Peeble was waiting on the balcony of our chambers, sitting next to Kevin the bee and looking extremely pleased with themselves.
“Have a nice trip?” they asked innocently.
“You’re the worst,” I said without heat.
“I’m the best. You’ll realize that when you name your first child after me. Little Peeble Junior, or maybe Peeblina if it’s a girl—”
“Never happening.”
“We’ll see. I’m very good at long-term manipulation.” They paused, then added more seriously, “You two look happy. For once. It’s gross, but also kind of nice.”
“Thanks, Peeble,” Kaelren said, surprising us both.
“Don’t mention it. Seriously, don’t. I have a reputation to maintain as a sarcastic asshole.
” They launched into the air, Kevin following.
“I’m going to give you lovebirds some privacy.
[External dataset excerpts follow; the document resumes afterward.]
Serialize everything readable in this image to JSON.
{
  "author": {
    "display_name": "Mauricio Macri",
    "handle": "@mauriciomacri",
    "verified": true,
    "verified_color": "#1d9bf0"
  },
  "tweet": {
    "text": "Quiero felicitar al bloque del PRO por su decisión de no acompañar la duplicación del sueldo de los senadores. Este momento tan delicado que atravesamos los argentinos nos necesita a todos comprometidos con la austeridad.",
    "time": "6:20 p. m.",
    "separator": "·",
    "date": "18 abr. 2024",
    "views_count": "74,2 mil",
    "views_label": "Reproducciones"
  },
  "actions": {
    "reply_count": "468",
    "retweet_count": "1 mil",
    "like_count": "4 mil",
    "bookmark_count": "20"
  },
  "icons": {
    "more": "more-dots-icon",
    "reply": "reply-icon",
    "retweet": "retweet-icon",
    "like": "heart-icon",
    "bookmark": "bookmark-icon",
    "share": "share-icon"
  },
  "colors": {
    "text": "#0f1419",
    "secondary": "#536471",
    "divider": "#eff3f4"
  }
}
Try to keep the magical reality-warping orgasms to a minimum—some of us are trying to maintain a stable lifestyle here. ”
They disappeared before I could throw something at them.
“I like him,” Kaelren said.
“Everyone does. It’s infuriating.”
He pulled me close, and I let myself lean into him, breathing in his scent—pine and storms and the garden still clinging to our clothes. I pressed my ear to his chest, listening to his heartbeat. Counting the beats like borrowed coins.
“Tomorrow there’s a council meeting,” he said quietly. “Strategy planning. It’s going to be brutal.”
“Politics always is.”
“They’ll want to use you. As a weapon, as leverage, as bait.” His arms tightened around me. “I won’t let them. But I need you to be prepared for how they’ll see you.”
“As a tool?”
“As our only chance.” He pulled back to look at me. “The convergence is coming fast. We have maybe two weeks. Auradelle is moving, and we’re running out of time to prepare.”
Two weeks. Maybe less. Two weeks of Kaelren’s heartbeat. Two weeks of this feeling, this belonging. Two weeks before I’d be alone again.
No. I shoved the thought away. I’d promised myself I wouldn’t waste our time grieving what we’d lose. I’d grieve later, when it mattered. Right now, he was here. Solid and real and mine.
“Then we’d better make these two weeks count,” I said.
“Every moment.” He kissed me, soft and sure. “Starting with actually sleeping. You need rest.”
“Bossy.”
“Practical.”
“Broody and practical. Such a catch.”
“And yet you’re still here.”
“Lucky me,” I said, and tried to mean it.
He led me inside, and for the first time since arriving in Wynmire, I fell asleep in his arms—ignoring the countdown running in my head, ignoring the certainty that I was setting myself up for another loss, choosing instead to hold onto the warmth of now.
Outside, the Thornwood Throne glowed with bioluminescent life. Tomorrow there would be council meetings and strategy sessions. The convergence was coming, corruption spreading through both of us, time running out with every heartbeat.
But tonight, we had each other.
And I was going to pretend that was enough.
Even though I knew better.
Even though I’d learned this lesson before.
Even though loving people who leave had never once protected me from the pain of losing them.